The truth is that any ruling this Court issues on the individual mandate’s constitutionality is necessarily a departure from existing case law because the legislation and the issues presented are new. That the Supreme Court has never before upheld a regulation of this kind can hardly be decisive; it has never rejected one either.

After discussing the constitutionality of the individual mandate under the Commerce Clause, the majority addressed the constitutionality of the individual mandate under the Tax Power. The majority concluding that the individual mandate does not fall within the Tax Power because it operates as a regulatory penalty, not as a tax. The majority based this conclusion on the fact that the term “penalty,” not “tax,” is frequently used in the section of the Affordable Care Act that focuses on the individual mandate. The majority also stated that the congressional history suggests that Congress meant to impose a penalty, not a tax. The majority noted that while federal courts have split on whether the individual mandate falls within Congress’s commerce power, every federal court that has been presented with the question of whether the individual mandate falls within the Tax Power has answered in the negative. Judge Marcus concurred in this part of the opinion.
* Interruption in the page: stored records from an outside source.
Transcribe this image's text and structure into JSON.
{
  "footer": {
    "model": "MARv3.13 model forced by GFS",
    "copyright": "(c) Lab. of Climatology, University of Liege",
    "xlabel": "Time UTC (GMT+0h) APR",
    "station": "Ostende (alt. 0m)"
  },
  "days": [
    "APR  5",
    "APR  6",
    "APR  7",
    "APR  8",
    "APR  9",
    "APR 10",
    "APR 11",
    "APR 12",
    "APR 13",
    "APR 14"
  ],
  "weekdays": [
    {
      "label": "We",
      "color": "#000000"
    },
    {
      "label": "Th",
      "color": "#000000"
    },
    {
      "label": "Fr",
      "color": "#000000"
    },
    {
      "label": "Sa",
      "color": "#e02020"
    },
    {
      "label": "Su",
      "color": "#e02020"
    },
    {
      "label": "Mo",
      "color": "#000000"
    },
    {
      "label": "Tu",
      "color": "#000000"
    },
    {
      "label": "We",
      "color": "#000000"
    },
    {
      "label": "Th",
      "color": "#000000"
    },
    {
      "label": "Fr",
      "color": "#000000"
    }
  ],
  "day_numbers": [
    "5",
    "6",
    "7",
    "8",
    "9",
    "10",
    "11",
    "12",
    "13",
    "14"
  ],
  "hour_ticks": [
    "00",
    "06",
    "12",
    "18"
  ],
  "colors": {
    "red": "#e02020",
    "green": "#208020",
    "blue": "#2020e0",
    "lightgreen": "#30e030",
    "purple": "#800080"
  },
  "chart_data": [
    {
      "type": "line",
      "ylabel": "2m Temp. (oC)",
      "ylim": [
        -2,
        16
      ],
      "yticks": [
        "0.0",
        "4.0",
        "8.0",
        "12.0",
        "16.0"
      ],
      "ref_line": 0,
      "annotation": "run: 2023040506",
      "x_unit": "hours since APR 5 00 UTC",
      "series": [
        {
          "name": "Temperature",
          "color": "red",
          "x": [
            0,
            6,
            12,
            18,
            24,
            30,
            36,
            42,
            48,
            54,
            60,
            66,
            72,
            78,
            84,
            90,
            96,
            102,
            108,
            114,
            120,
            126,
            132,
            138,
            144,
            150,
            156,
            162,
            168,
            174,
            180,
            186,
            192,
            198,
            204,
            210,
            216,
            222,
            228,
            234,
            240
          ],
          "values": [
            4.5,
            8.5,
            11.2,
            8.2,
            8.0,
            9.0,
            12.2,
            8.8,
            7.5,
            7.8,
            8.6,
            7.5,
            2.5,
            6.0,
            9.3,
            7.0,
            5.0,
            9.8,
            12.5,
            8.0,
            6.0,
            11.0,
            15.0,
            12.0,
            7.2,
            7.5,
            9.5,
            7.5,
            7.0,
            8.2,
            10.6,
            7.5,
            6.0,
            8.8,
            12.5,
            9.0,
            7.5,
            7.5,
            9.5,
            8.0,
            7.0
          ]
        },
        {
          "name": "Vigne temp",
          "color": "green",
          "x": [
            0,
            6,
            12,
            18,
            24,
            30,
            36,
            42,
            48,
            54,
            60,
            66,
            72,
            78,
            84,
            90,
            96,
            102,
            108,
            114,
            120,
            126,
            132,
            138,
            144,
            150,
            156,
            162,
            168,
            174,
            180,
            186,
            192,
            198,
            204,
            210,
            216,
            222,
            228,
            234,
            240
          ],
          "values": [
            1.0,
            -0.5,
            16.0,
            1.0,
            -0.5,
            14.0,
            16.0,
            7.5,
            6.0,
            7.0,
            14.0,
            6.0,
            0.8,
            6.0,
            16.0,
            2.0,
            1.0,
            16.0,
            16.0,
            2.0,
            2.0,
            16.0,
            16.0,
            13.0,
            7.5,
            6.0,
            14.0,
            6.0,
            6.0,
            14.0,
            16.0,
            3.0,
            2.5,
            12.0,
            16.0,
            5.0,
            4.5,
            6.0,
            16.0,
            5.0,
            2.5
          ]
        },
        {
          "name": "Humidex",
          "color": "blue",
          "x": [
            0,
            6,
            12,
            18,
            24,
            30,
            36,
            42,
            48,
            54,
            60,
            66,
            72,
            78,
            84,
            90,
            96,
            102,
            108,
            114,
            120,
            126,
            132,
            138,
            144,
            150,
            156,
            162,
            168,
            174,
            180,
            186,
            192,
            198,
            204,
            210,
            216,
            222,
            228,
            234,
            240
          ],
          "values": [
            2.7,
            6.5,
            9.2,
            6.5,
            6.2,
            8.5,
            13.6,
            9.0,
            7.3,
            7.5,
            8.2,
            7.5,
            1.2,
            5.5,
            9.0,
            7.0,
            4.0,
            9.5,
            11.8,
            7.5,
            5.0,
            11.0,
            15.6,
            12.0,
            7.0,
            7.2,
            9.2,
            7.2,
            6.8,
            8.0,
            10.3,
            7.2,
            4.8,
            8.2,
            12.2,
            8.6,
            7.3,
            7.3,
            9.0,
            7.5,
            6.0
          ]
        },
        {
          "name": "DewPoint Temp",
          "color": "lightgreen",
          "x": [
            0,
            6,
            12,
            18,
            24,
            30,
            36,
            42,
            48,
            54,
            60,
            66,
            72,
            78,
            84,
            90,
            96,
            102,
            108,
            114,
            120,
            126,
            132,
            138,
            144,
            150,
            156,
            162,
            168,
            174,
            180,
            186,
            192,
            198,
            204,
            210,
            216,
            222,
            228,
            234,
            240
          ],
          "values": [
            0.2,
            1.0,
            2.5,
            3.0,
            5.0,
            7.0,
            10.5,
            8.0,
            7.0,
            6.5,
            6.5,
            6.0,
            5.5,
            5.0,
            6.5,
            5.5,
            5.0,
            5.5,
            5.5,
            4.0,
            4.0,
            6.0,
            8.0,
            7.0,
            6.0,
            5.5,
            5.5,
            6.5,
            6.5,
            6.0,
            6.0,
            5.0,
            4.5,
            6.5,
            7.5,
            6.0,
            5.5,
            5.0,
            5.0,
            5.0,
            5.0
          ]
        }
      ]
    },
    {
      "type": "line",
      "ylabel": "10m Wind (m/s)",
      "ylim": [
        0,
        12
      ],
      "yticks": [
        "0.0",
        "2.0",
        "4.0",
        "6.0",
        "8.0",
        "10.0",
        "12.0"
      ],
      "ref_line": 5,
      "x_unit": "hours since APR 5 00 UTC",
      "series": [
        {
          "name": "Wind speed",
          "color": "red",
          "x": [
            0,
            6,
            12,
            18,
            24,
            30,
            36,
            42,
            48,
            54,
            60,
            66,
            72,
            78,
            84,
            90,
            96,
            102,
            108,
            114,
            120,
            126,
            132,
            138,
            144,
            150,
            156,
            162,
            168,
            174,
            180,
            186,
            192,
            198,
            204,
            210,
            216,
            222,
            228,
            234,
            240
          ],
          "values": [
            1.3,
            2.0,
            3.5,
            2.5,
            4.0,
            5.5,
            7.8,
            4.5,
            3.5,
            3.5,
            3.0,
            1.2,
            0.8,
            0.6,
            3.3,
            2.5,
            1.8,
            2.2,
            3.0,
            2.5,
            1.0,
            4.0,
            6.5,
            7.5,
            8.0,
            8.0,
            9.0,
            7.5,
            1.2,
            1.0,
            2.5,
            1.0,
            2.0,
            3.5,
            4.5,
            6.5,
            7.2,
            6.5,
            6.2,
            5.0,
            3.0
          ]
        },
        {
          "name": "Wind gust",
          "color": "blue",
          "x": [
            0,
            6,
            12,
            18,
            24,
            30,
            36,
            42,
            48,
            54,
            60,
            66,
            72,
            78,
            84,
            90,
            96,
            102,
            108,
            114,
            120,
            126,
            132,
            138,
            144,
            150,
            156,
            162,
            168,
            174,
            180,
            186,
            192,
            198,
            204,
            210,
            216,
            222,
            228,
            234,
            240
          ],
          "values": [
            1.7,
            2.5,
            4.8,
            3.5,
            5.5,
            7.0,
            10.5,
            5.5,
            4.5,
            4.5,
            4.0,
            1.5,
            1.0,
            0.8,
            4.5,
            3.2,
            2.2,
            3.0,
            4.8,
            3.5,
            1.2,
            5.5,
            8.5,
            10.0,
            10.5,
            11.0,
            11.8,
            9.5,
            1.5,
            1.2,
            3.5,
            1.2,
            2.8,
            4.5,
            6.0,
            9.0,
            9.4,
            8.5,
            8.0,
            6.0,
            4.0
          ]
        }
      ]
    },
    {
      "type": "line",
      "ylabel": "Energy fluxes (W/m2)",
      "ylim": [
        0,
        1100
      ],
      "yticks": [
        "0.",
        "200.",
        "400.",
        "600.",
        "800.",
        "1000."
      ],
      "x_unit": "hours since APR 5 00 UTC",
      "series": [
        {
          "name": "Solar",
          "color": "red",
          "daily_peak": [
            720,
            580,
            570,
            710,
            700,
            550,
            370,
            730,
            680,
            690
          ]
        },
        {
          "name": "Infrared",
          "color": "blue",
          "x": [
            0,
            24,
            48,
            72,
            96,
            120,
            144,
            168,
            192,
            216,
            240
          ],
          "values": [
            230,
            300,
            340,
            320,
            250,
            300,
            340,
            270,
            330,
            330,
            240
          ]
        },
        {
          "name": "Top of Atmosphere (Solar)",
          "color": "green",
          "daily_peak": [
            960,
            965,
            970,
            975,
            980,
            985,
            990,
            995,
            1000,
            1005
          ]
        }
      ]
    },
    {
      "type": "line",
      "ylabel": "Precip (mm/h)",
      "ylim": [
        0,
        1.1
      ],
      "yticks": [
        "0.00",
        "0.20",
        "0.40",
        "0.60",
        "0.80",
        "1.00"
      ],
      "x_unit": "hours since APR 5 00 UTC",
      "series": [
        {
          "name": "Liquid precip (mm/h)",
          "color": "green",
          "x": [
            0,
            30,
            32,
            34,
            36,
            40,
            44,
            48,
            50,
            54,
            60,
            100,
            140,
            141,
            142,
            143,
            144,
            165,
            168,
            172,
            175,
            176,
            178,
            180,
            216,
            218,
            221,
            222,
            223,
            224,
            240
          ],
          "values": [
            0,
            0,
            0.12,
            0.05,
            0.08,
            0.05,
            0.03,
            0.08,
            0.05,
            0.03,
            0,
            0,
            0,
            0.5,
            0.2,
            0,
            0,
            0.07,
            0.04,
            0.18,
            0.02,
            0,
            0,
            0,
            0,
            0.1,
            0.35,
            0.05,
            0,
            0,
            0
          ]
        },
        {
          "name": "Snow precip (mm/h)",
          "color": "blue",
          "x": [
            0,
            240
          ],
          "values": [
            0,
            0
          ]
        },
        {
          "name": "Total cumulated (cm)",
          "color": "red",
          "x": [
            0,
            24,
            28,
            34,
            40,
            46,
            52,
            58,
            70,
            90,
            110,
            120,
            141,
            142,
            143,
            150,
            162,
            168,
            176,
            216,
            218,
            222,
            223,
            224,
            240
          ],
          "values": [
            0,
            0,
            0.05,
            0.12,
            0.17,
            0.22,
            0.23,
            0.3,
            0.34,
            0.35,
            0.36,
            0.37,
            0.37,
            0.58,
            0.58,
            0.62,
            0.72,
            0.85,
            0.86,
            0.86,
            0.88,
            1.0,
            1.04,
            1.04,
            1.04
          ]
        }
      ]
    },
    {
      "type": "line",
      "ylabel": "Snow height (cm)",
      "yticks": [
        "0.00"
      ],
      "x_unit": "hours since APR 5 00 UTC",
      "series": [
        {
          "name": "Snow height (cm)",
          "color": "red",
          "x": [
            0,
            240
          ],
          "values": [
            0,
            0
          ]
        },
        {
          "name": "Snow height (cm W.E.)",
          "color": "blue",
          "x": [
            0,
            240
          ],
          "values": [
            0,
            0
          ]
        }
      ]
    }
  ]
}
Finally, the majority held that the individual mandate, while unconstitutional, was severable from the rest of the Affordable Care Act. The majority began its analysis by noting that in the overwhelming majority of cases, the Supreme Court has severed the unconstitutional provision from the statute instead of invalidating the entire statute. Citing Morrison, the majority added that in the Commerce Clause context, the Supreme Court has struck down an important provision of a statute while leaving the remainder in place.

The Florida opinion, of course, is not the only appellate court ruling on the Affordable Care Act. The Florida opinion was released less than two months after the Court of Appeals for the Sixth Circuit affirmed a district court ruling that the minimum coverage provision of the Affordable Care Act is a valid exercise of Congress’ authority under the Commerce Clause.  Thomas More Law Center v. Obama, Case No. 10-2388, 2011 WL 2556039  (6th Cir. June 29, 2011).  The Court of Appeals for the Fourth Circuit also heard two related cases in May but has not yet issued its opinions. Many commentators believe that the circuit split increases the likelihood that the Supreme Court will grant the pending petition in Thomas More Law Center.